DECEMBER 27, 1956
NEW YORK—Christmas Day, for which there were so many preparations and which took up so much of our thinking in the last few weeks, is over and we are back in a workaday world again. To be sure, the Christmas spirit will persist until after New Year's Day and it should go on until Twelfth Night, but I am sure by that time all of us will have come down to earth again—even the children!
We were fortunate at Hyde Park on Christmas Day to have had 11 young people with us, ranging from the two really young ones—Johnny's daughter, Joanie, and Franklin's daughter, Nancy—up to an 18-year-old grandson, who is Franklin Jr.'s older son.
It was a wonderful Christmas. And even though I think everyone this year could not help but have an undertone of anxiety below the surface of his own personal well-being, still we had a deep thankfulness for being together, family and friends.
The dearest friends I have were there with my family.
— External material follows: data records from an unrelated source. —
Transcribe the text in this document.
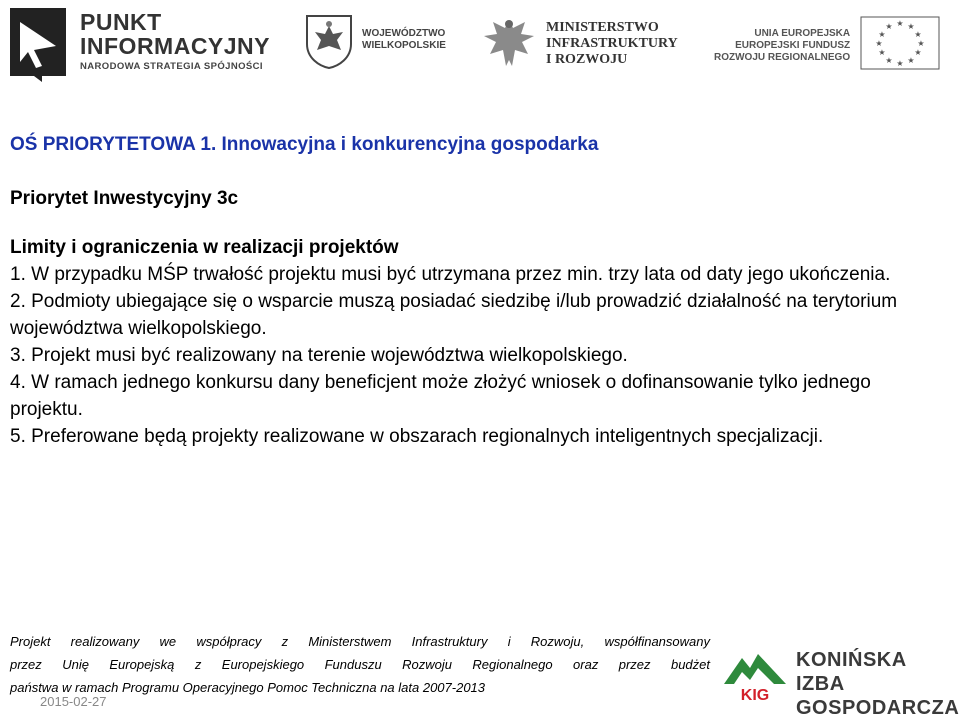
PUNKT
INFORMACYJNY
NARODOWA STRATEGIA SPÓJNOŚCI
WOJEWÓDZTWO
WIELKOPOLSKIE
MINISTERSTWO
INFRASTRUKTURY
I ROZWOJU
UNIA EUROPEJSKA
EUROPEJSKI FUNDUSZ
ROZWOJU REGIONALNEGO
★ ★
★
★
★
★
★
★
★
★
★
★
OŚ PRIORYTETOWA 1. Innowacyjna i konkurencyjna gospodarka
Priorytet Inwestycyjny 3c
Limity i ograniczenia w realizacji projektów
1. W przypadku MŚP trwałość projektu musi być utrzymana przez min. trzy lata od daty jego ukończenia.
2. Podmioty ubiegające się o wsparcie muszą posiadać siedzibę i/lub prowadzić działalność na terytorium województwa wielkopolskiego.
3. Projekt musi być realizowany na terenie województwa wielkopolskiego.
4. W ramach jednego konkursu dany beneficjent może złożyć wniosek o dofinansowanie tylko jednego projektu.
5. Preferowane będą projekty realizowane w obszarach regionalnych inteligentnych specjalizacji.

Projekt realizowany we współpracy z Ministerstwem Infrastruktury i Rozwoju, współfinansowany

przez Unię Europejską z Europejskiego Funduszu Rozwoju Regionalnego oraz przez budżet

państwa w ramach Programu Operacyjnego Pomoc Techniczna na lata 2007-2013

2015-02-27	KIG
KONIŃSKA IZBA
GOSPODARCZA
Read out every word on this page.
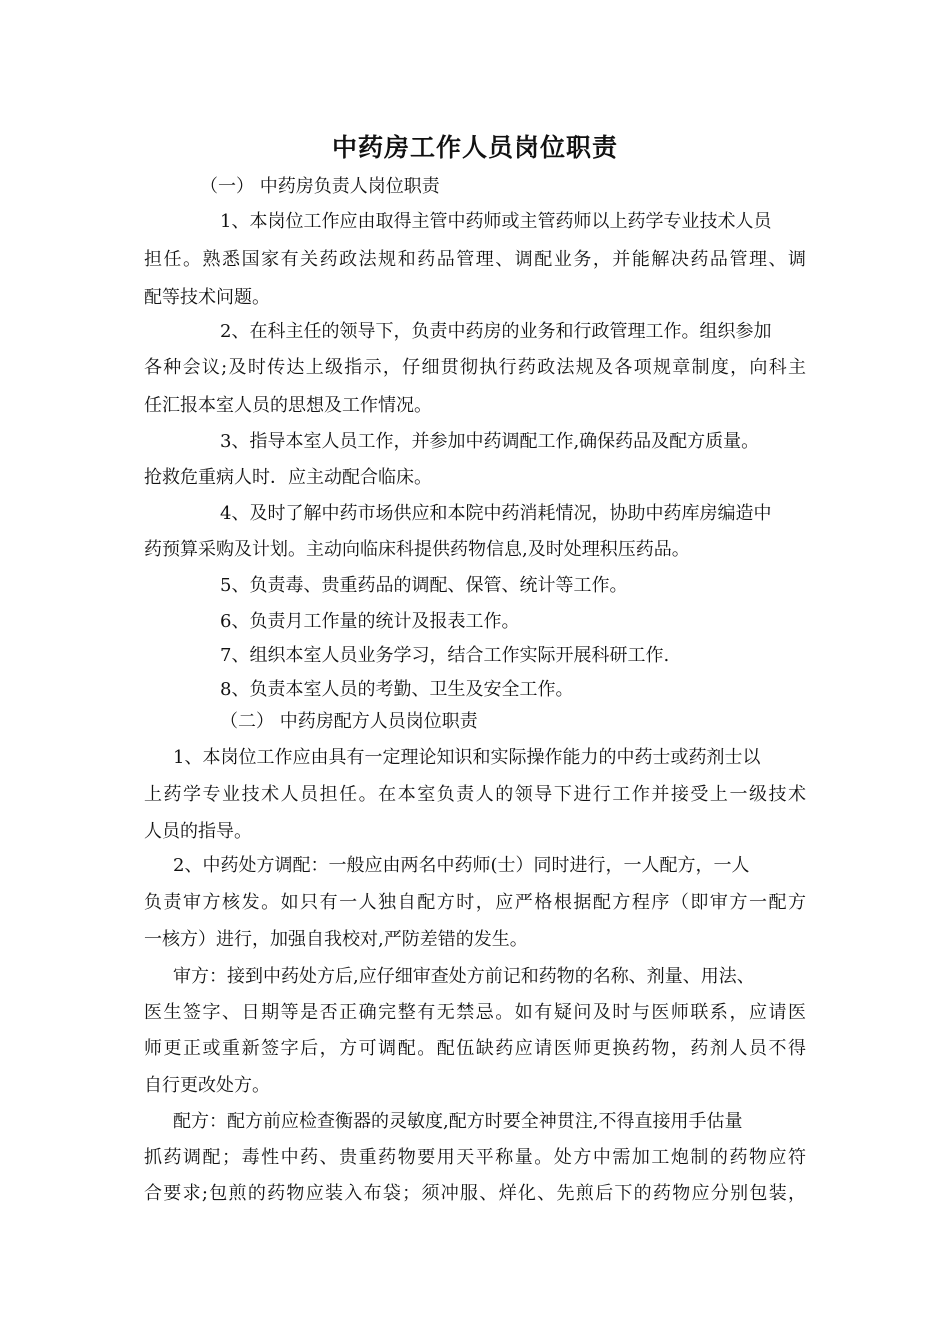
中药房工作人员岗位职责
（一） 中药房负责人岗位职责
1、本岗位工作应由取得主管中药师或主管药师以上药学专业技术人员
担任。熟悉国家有关药政法规和药品管理、调配业务，并能解决药品管理、调
配等技术问题。
2、在科主任的领导下，负责中药房的业务和行政管理工作。组织参加
各种会议;及时传达上级指示，仔细贯彻执行药政法规及各项规章制度，向科主
任汇报本室人员的思想及工作情况。
3、指导本室人员工作，并参加中药调配工作,确保药品及配方质量。
抢救危重病人时．应主动配合临床。
4、及时了解中药市场供应和本院中药消耗情况，协助中药库房编造中
药预算采购及计划。主动向临床科提供药物信息,及时处理积压药品。
5、负责毒、贵重药品的调配、保管、统计等工作。
6、负责月工作量的统计及报表工作。
7、组织本室人员业务学习，结合工作实际开展科研工作.
8、负责本室人员的考勤、卫生及安全工作。
（二） 中药房配方人员岗位职责
1、本岗位工作应由具有一定理论知识和实际操作能力的中药士或药剂士以
上药学专业技术人员担任。在本室负责人的领导下进行工作并接受上一级技术
人员的指导。
2、中药处方调配：一般应由两名中药师(士）同时进行，一人配方，一人
负责审方核发。如只有一人独自配方时，应严格根据配方程序（即审方一配方
一核方）进行，加强自我校对,严防差错的发生。
审方：接到中药处方后,应仔细审查处方前记和药物的名称、剂量、用法、
医生签字、日期等是否正确完整有无禁忌。如有疑问及时与医师联系，应请医
师更正或重新签字后，方可调配。配伍缺药应请医师更换药物，药剂人员不得
自行更改处方。
配方：配方前应检查衡器的灵敏度,配方时要全神贯注,不得直接用手估量
抓药调配；毒性中药、贵重药物要用天平称量。处方中需加工炮制的药物应符
合要求;包煎的药物应装入布袋；须冲服、烊化、先煎后下的药物应分别包装，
I know of nothing for which one can be more truly grateful than the love of a close family relationship and of friends who through the years have grown dearer and dearer.
The whole country must have enjoyed the photograph of President Eisenhower with his year-old granddaughter, Mary Jean Eisenhower. He looked at her with such pride and joy, and she looked a little astonished at the photographers but completely assured as she sat on his arm.
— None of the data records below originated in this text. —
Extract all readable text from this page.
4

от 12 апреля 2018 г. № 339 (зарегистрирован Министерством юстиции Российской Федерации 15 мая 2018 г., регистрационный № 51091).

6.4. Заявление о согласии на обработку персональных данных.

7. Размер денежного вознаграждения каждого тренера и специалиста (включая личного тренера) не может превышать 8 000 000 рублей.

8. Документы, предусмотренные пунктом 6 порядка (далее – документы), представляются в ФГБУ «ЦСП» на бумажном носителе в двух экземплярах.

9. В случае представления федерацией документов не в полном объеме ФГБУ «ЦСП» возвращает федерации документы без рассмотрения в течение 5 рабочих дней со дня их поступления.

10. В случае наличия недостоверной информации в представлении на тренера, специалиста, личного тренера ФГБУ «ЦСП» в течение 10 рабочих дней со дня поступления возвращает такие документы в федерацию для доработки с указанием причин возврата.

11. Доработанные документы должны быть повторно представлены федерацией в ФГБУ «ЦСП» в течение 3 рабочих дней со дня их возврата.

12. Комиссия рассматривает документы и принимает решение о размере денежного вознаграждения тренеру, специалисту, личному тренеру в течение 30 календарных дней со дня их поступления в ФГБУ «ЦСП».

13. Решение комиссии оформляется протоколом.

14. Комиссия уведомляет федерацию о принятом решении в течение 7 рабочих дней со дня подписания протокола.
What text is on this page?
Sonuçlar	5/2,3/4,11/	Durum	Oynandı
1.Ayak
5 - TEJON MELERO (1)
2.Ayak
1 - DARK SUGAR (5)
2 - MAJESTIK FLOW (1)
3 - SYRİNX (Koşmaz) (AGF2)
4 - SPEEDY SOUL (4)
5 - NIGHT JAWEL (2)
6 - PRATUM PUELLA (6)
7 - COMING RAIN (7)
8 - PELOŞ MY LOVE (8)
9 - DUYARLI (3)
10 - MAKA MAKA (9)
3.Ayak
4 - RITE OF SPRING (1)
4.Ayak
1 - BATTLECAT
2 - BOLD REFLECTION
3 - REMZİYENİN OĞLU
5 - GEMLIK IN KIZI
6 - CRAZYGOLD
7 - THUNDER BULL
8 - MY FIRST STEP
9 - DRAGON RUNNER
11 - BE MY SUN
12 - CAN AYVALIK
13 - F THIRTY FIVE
I am disturbed by the large number of deaths in traffic accidents over the holiday weekend.
It is true that the weather was bad and fog made driving even more difficult than snow would have done, but on a road near us at Hyde Park, which brings these accidents very close, two small children were hit and one was killed and the other seriously injured and taken to the hospital.
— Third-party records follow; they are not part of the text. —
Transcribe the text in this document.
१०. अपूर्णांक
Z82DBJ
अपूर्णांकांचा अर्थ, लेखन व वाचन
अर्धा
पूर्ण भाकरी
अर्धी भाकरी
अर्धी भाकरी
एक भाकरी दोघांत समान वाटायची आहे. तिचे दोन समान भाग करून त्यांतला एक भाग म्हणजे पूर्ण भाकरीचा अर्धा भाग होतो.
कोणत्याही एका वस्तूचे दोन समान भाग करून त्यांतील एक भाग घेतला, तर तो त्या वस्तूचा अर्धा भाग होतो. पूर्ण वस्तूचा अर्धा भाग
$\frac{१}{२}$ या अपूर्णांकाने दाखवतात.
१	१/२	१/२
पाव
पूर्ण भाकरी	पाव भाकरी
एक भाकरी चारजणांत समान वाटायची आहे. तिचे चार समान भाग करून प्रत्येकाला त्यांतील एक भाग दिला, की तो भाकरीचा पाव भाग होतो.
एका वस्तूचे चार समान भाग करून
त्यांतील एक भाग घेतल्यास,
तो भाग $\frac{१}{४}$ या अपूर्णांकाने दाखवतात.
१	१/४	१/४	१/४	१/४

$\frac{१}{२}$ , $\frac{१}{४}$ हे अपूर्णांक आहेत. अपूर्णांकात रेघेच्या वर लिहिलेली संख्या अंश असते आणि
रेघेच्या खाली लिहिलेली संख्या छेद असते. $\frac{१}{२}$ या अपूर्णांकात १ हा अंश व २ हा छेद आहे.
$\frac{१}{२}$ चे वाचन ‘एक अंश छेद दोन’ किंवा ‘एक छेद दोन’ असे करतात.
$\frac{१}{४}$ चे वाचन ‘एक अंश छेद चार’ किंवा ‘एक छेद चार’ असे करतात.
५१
The injured boy did get back to his grieving family for Christmas but, I was told, had to return to the hospital. What a sad Christmas for that family!
The road was just a country highway, leading from one highway 9G to another highway Route 9, and I think children ordinarily are thought to be pretty safe walking along it. But you can never be sure of how children will behave. They may have darted out after some toy or something they saw in the road. One never can tell, and this tragedy was the result.
Driving down from Hyde Park to New York City Wednesday morning, I found the roads fairly clear of traffic and, to my delight, there was no ice.
But we still have the New Year weekend to contend with, and I am afraid those days may be even more dangerous than the past ones. So I want to remind everyone to drive carefully and prevent accidents.